After many minutes, he checked his suit clock, and was only mildly surprised to find that he had lost several hours, assuming his last check on the time had been correct. There was still time to get out, he thought; still time to make it to the surface before the bridgehead closed.

He looked at the jewel; no less enigmatic for all that he had now experienced. It had not ceased its constant fluxing, and he still felt its beguiling attraction. He felt that he knew more about it now; that his time in the porthole to the Hades matrix had taught him something—but for a moment the memories were too thickly integrated into the other experiences he had gained, and he could not quite bring them to conscious examination.

All he knew was that he felt a foreboding which had not been there before.

Still, he moved towards it.


* * *

The agonised red eye of Hades was noticeably larger now, but the neutron star at the heart of that burning point would never amount to more than a glint; it was only a few tens of kilometres across, and they would be dead long before they were close enough to resolve it properly, shredded by the intense differential force of gravity.

“I feel I should tell you,” Pascale Sylveste said, “I don’t think it will be fast, what’s going to happen to us. Not unless we’re very lucky.”

Khouri tried her best not to sound irritated at the woman’s tone of superior understanding, admitting to herself that Pascale was probably quite justified in adopting that manner.

“How do you know so much? You’re no astrophysicist.”

“No, but I remember Dan telling me about how the tidal forces would limit the close approach of any of the probes he wanted to send here.”

“You’re talking as if he’s dead already.”

“I don’t think he is,” Pascale said. “I think he might even survive. But we’re not going to. I’m sorry, but it amounts to the same thing.”
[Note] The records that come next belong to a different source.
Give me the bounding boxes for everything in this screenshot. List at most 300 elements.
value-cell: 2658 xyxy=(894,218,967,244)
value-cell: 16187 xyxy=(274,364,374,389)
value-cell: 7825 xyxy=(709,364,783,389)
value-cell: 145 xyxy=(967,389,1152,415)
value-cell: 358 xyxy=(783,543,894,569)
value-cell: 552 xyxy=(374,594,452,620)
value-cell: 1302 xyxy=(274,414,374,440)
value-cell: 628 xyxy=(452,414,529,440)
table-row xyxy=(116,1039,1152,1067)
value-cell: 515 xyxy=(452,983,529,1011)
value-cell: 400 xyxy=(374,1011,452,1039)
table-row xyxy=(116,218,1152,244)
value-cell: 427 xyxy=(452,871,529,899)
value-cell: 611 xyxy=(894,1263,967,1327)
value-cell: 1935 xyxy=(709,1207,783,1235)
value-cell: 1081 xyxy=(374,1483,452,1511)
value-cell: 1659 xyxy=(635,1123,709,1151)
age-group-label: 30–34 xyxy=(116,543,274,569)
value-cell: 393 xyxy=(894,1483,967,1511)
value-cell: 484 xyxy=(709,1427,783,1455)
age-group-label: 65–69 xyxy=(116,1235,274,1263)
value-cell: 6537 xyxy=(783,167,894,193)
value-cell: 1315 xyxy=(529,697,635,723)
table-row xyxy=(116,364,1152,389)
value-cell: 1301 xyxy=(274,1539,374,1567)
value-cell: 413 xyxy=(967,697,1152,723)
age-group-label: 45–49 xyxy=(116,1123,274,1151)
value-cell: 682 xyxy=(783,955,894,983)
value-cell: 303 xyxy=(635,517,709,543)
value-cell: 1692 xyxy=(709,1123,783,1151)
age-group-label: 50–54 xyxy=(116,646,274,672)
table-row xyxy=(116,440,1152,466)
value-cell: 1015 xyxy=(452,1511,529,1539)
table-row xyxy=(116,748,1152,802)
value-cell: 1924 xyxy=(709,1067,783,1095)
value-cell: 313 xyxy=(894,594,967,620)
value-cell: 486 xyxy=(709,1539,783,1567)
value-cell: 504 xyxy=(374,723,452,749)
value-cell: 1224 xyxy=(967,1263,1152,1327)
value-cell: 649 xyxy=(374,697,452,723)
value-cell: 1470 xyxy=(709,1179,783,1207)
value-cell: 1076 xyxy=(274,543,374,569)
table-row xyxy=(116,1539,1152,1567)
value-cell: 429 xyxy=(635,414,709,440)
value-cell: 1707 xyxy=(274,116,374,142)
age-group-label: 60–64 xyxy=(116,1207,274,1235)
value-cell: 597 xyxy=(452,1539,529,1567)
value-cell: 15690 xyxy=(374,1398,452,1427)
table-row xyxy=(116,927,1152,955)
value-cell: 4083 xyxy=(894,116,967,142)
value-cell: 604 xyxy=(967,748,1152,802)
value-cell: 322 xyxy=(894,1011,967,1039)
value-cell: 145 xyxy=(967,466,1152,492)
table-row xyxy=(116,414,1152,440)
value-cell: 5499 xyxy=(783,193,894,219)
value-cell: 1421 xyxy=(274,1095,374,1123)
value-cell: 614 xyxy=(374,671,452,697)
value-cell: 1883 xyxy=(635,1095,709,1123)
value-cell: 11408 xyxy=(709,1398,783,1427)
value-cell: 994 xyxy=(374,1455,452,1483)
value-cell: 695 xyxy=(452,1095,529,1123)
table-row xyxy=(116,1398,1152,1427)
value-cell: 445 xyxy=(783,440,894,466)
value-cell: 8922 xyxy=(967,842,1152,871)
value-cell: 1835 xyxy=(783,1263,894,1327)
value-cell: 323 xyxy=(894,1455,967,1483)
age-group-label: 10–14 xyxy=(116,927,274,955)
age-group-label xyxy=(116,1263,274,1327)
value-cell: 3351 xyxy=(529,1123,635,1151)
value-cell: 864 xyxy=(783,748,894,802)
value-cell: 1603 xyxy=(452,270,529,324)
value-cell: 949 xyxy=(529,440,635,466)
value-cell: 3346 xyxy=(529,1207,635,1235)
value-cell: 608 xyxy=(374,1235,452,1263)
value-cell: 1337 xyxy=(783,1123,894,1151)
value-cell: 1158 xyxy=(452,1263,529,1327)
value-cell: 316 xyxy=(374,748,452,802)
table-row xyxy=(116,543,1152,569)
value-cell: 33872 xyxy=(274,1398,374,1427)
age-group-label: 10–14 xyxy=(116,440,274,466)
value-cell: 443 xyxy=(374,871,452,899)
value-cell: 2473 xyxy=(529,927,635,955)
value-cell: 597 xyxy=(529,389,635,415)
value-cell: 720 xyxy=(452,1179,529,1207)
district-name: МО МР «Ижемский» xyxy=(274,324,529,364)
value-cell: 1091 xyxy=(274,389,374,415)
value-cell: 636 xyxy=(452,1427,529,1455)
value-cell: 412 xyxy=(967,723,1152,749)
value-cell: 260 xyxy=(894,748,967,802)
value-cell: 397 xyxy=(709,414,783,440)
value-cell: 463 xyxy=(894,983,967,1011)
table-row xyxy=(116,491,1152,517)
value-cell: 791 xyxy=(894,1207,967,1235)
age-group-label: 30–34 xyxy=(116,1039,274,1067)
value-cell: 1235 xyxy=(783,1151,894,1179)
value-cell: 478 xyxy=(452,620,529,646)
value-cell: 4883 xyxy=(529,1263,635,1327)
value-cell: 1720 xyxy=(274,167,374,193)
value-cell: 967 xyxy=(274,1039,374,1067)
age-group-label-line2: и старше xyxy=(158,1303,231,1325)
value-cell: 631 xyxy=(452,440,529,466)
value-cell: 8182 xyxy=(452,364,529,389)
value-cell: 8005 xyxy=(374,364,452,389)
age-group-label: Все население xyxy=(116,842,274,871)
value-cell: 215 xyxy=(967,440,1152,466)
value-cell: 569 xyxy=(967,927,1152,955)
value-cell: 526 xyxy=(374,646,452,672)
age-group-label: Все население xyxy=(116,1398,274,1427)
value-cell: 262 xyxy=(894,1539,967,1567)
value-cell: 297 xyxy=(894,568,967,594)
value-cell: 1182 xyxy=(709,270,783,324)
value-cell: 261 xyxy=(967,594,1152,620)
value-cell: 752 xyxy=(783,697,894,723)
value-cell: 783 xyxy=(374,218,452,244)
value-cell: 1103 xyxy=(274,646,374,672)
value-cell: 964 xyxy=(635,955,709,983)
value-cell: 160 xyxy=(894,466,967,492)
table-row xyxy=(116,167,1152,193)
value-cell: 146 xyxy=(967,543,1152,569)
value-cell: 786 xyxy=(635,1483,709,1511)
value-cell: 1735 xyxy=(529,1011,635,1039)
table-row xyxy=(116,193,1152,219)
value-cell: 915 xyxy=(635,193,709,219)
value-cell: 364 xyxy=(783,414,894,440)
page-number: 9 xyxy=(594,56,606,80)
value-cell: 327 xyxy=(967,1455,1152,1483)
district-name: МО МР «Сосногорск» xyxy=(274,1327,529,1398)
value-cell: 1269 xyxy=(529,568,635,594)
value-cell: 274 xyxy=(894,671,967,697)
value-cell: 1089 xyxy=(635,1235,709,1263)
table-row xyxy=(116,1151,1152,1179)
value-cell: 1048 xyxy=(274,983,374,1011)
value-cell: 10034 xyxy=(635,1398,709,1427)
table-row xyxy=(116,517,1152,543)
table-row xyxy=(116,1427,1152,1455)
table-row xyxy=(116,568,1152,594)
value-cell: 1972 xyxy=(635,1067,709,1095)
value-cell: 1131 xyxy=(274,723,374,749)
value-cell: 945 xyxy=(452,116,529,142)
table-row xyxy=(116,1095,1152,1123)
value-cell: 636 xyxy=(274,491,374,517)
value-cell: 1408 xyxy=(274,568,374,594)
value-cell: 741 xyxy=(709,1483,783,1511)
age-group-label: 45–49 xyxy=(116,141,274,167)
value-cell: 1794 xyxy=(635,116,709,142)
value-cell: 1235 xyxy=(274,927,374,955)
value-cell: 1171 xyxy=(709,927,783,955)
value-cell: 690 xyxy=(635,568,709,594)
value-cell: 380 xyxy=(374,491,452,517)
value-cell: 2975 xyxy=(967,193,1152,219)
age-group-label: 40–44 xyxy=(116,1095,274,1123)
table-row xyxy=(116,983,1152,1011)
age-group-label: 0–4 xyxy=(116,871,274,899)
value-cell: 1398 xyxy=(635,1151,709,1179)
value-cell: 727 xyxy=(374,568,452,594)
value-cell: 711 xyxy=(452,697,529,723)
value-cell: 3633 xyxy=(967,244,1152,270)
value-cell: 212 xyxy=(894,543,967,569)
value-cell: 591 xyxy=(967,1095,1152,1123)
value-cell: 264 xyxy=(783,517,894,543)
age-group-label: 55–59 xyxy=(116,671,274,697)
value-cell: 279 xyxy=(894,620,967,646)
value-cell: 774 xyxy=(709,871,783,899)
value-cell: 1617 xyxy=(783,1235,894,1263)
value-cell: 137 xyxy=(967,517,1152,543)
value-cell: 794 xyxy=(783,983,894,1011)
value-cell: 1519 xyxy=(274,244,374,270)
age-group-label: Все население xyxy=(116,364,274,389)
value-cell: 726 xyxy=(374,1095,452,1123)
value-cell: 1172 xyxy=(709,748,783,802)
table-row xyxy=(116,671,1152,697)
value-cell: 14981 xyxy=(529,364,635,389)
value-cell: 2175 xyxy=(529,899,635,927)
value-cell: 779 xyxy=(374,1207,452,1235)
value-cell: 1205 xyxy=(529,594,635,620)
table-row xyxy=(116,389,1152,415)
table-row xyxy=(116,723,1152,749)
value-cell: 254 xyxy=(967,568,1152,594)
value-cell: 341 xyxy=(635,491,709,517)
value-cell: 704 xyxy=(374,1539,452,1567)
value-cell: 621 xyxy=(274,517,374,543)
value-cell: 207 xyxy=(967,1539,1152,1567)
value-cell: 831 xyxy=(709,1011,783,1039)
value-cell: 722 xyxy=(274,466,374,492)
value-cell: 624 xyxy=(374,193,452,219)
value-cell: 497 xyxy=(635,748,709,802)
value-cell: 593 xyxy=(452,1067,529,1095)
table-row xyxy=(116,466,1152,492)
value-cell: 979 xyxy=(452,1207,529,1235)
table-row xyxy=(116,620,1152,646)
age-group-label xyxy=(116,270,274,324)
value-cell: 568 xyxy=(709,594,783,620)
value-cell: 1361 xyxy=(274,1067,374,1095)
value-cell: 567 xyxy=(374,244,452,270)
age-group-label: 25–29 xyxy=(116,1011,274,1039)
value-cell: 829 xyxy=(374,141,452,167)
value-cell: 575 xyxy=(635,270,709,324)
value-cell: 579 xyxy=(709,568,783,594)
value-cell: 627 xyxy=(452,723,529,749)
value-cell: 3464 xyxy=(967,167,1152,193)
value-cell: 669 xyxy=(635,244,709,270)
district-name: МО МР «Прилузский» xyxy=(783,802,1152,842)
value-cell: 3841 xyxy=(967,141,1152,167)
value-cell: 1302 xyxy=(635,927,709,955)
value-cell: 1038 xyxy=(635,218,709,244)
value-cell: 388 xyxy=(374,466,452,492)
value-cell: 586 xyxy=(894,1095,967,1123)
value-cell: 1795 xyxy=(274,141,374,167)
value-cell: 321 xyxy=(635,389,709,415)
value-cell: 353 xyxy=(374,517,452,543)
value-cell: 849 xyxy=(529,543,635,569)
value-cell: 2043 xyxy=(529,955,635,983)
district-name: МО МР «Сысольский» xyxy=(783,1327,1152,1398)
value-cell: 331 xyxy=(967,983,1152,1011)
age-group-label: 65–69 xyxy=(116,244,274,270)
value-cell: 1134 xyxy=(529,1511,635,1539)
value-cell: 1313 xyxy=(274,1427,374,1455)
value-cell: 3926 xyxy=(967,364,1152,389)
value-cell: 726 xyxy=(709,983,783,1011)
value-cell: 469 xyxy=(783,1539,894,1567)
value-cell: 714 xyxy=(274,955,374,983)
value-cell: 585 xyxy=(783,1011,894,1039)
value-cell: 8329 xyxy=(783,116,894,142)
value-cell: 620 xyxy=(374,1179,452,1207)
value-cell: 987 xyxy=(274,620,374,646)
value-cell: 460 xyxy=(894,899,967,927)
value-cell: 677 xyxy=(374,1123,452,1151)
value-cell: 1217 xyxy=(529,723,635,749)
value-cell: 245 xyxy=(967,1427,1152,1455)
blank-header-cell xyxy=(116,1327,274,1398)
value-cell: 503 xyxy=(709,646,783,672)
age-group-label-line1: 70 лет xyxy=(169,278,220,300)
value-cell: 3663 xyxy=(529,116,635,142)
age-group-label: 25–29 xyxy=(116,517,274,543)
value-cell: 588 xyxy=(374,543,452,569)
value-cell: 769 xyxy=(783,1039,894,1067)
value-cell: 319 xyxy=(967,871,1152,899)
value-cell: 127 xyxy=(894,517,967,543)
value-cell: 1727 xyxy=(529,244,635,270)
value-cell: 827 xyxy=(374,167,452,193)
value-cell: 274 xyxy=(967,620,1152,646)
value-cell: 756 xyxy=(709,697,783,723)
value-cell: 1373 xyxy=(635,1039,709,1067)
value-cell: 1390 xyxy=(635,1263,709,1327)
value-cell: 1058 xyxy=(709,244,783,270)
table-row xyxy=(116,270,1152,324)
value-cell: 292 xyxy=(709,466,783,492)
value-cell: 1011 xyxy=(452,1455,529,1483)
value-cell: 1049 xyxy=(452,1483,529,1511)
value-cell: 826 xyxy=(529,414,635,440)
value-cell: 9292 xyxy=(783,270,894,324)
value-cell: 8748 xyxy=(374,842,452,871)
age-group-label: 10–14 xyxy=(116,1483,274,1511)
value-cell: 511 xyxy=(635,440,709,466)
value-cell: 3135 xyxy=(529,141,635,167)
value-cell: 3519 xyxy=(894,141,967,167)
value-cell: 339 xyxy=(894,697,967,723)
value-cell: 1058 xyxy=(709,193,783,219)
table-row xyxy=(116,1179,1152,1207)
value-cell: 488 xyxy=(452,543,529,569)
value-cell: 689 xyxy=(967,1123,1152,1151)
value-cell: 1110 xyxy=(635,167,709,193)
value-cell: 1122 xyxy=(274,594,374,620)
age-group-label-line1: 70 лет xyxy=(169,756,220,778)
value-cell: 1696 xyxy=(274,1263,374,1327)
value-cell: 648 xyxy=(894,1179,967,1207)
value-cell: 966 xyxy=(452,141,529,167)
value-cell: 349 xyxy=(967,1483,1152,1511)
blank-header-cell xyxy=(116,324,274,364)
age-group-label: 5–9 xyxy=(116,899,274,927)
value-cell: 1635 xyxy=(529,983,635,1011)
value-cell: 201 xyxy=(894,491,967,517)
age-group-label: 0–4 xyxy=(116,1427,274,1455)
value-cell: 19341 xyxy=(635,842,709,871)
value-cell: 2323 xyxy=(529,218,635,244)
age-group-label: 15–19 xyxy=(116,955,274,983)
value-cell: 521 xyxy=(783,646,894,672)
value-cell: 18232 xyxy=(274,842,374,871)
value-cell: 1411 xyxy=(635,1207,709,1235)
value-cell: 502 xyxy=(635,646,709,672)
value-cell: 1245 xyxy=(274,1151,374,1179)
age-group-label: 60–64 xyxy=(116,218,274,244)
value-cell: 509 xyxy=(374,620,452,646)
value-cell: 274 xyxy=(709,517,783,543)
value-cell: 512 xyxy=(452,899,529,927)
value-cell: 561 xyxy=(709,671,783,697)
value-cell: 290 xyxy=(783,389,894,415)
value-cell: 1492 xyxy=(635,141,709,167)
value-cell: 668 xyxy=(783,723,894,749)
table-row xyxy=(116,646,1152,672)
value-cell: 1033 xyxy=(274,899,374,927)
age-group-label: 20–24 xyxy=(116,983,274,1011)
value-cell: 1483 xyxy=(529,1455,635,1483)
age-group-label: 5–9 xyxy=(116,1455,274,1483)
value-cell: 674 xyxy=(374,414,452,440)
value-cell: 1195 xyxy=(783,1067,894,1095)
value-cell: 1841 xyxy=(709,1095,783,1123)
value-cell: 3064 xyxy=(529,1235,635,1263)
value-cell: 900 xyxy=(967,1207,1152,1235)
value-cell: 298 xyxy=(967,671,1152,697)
“You still love that bastard, don’t you?”

“He loved me too, believe it or not. I know from the way he acted—what he did—the way he seemed so driven, it must have been hard for outsiders to see. But he did care. More than anyone will ever know.”

“Maybe people won’t be so hard on him when they find out the way he was manipulated.”
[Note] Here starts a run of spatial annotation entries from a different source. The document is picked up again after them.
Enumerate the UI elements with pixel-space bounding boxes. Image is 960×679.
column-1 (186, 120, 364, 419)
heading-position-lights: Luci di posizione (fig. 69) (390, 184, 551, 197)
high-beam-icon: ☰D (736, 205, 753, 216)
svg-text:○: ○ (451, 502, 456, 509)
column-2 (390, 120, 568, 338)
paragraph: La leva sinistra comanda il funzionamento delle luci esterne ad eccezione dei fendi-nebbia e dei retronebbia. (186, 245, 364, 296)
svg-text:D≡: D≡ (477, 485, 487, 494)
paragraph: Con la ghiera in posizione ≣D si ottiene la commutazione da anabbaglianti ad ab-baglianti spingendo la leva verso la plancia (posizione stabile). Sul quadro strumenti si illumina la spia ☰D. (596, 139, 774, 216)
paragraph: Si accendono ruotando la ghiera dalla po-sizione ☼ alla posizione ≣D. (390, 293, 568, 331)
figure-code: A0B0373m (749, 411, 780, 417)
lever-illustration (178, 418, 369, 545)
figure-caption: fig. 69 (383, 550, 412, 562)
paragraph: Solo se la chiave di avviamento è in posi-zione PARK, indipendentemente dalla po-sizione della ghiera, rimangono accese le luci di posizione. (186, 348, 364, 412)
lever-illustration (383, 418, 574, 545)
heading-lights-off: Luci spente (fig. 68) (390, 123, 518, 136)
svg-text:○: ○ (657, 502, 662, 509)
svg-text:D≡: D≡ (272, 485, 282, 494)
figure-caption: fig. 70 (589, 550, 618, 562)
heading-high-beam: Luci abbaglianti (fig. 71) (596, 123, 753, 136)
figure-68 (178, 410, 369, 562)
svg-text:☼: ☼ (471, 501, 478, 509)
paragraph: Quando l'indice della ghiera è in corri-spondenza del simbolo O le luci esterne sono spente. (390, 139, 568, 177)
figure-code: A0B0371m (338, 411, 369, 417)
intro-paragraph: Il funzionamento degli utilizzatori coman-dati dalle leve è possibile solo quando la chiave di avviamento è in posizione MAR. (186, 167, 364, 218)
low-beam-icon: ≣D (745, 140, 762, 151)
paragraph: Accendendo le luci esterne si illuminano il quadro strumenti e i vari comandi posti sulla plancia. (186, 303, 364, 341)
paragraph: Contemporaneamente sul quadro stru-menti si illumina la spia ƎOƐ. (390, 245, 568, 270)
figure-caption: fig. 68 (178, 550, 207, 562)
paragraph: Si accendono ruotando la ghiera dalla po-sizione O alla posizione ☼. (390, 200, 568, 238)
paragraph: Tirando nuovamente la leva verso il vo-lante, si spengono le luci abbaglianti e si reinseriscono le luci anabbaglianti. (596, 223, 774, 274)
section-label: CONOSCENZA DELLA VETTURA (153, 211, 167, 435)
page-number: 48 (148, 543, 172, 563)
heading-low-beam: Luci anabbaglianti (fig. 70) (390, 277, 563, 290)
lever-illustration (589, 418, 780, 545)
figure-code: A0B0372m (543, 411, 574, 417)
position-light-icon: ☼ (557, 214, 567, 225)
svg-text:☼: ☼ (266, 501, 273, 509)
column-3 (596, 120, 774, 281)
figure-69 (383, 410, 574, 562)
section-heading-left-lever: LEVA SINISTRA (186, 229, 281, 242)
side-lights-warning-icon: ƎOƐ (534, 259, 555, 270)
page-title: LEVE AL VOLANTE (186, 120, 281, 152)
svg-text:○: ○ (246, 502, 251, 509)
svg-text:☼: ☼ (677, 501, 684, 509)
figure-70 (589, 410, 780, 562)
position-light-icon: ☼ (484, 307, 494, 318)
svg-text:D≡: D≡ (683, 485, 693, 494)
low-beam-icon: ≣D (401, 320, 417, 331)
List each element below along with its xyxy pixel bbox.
“You think anyone’s going to find out? We’re the only ones who know, Khouri. As far as the rest of the universe is concerned, he was just a monomaniac. They don’t understand that he used people because he had no choice. Because something bigger than any of us was driving him forward.”

Khouri nodded. “I wanted to kill him once—but only because it was a way to get back to Fazil. There was never any hatred in it. Matter of fact, I can’t say I honestly disliked him. I admired anyone who could carry around that much arrogance, like it was his birthright, or something. Most people, they don’t carry it off. But he wore it like a king. It stopped being arrogance, then—became something else. Something you could admire.”

Pascale elected not to reply, but Khouri could tell that she was not in complete disagreement. Maybe she was just not quite ready to come out and say it aloud. That she had loved Sylveste because he was such a self-important bastard and made something noble of being a self-important bastard, did it with such utter aplomb that it became a kind of virtue, like the wearing of sackcloth.

“Listen,” Khouri said, eventually. “I’ve got an idea. When those tides begin to bite, do you want to be fully conscious, or would you rather approach the matter with a little fortification?”

“What do you mean?”

“Ilia always told me this place was built to show clients around the outside of the ship; the kind of clients you wanted to impress if you wanted to keep the contract. So I’m thinking, somewhere on board there has to be a drinks cabinet. Probably well-stocked, assuming it hasn’t been drunk dry over the last few centuries. And then again, it might even be self-replenishing. Are you with me?”

Pascale said nothing, during which time the gravitational sinkhole of Hades crept closer. Finally, just when Khouri assumed that the other woman had elected not to hear her proposition, Pascale released herself from her seat and headed rearwards, to the unexplored realms of plush and brass behind them.